The world is not so large and disconnected after all. One evening just after Miranda had gone next door to live with David and Marcia she heard David reading the New York Tribune aloud to his wife while she sewed; little scraps of news and items of interest; what the politicians were doing, and how work was progressing on the canal locks.
"Listen to this," he said half amusedly: "A boy has travelled through England, Ireland and Wales with only fifty-five dollars in his pocket when he started, and has returned safely. He says he is only five dollars in debt, and gives as his reason for going that he wished to see the country!"
Miranda did not understand at all the sympathetic glance of amusement that passed between husband and wife. Her attention had been caught by the facts. A boy! Travelled through all those countries! How very like Allan to do that, and to go on just a little money! It was like him, too, to want to go to see things. It was one of the things in him that had always made good practical people misunderstand him —that wanting to do things just because it was pleasant to do them, and not for any gain or necessity. Miranda smiled to herself as she set the heel of the stocking she was knitting; but she never saw how strange it was that she, the most practical of human beings, should heartily understand and sympathize with the boy who was an idealist. Perhaps she had the same thing in her own nature only she never knew it.

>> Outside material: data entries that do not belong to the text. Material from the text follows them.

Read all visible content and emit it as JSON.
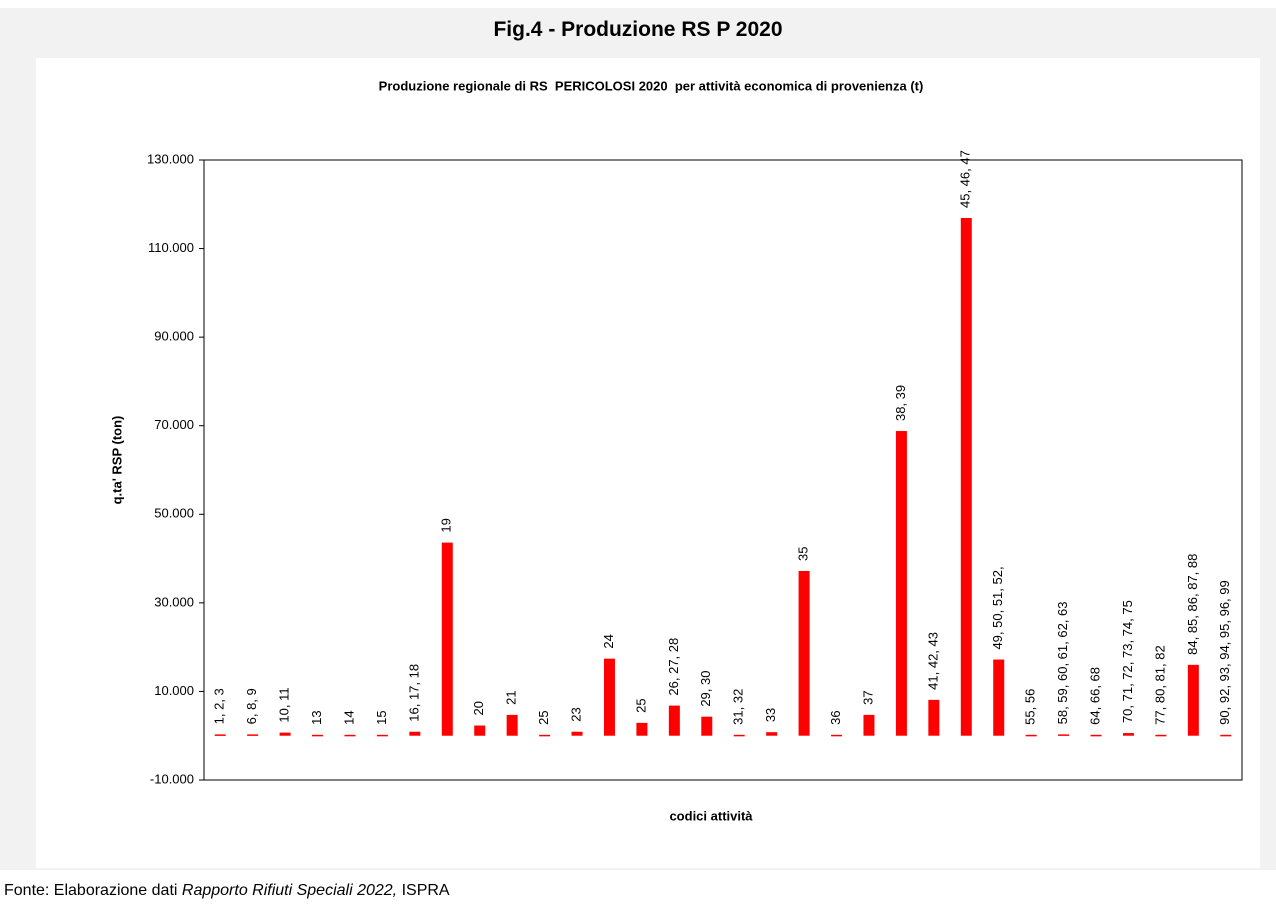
{
  "header": {
    "title": "Fig.4 - Produzione RS P 2020"
  },
  "chart_data": {
    "type": "bar",
    "title": "Produzione regionale di RS  PERICOLOSI 2020  per attività economica di provenienza (t)",
    "x_label": "codici attività",
    "y_label": "q.ta' RSP (ton)",
    "categories": [
      "1, 2, 3",
      "6, 8, 9",
      "10, 11",
      "13",
      "14",
      "15",
      "16, 17, 18",
      "19",
      "20",
      "21",
      "25",
      "23",
      "24",
      "25",
      "26, 27, 28",
      "29, 30",
      "31, 32",
      "33",
      "35",
      "36",
      "37",
      "38, 39",
      "41, 42, 43",
      "45, 46, 47",
      "49, 50, 51, 52,",
      "55, 56",
      "58, 59, 60, 61, 62, 63",
      "64, 66, 68",
      "70, 71, 72, 73, 74, 75",
      "77, 80, 81, 82",
      "84, 85, 86, 87, 88",
      "90, 92, 93, 94, 95, 96, 99"
    ],
    "values": [
      300,
      300,
      700,
      200,
      200,
      200,
      900,
      43600,
      2300,
      4700,
      200,
      900,
      17400,
      2900,
      6800,
      4300,
      200,
      800,
      37200,
      200,
      4700,
      68800,
      8100,
      116900,
      17200,
      200,
      300,
      200,
      600,
      200,
      16000,
      200
    ],
    "color": "#ff0000",
    "ylim": [
      -10000,
      130000
    ],
    "yticks": [
      {
        "value": -10000,
        "label": "-10.000"
      },
      {
        "value": 10000,
        "label": "10.000"
      },
      {
        "value": 30000,
        "label": "30.000"
      },
      {
        "value": 50000,
        "label": "50.000"
      },
      {
        "value": 70000,
        "label": "70.000"
      },
      {
        "value": 90000,
        "label": "90.000"
      },
      {
        "value": 110000,
        "label": "110.000"
      },
      {
        "value": 130000,
        "label": "130.000"
      }
    ],
    "grid": false
  },
  "source": {
    "prefix": "Fonte: Elaborazione dati ",
    "italic": "Rapporto Rifiuti Speciali 2022,",
    "suffix": " ISPRA"
  }
}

Nevertheless, it became a pleasant pastime for Miranda to look up at the stars at night and share with them her belief that it was Allan who had journeyed all that way, and her pleasure in feeling that he was back in his own land again, nearer to her. All these years she had dreamed out things he might have done, until as the years passed and he did not come, her dreaming became a thing almost without a foundation, a foolish amusement of which she was fond, but ashamed, and only to be indulged in when all the world was asleep and no one could possibly know.
It was so Miranda watched for the light in the gable window across the way, and when it did not come she knew Nathan had crept to his bed without a candle. She went by and by to her bed, and dreamed that Allan came and kissed her just as he had done so long ago when she was but a little girl.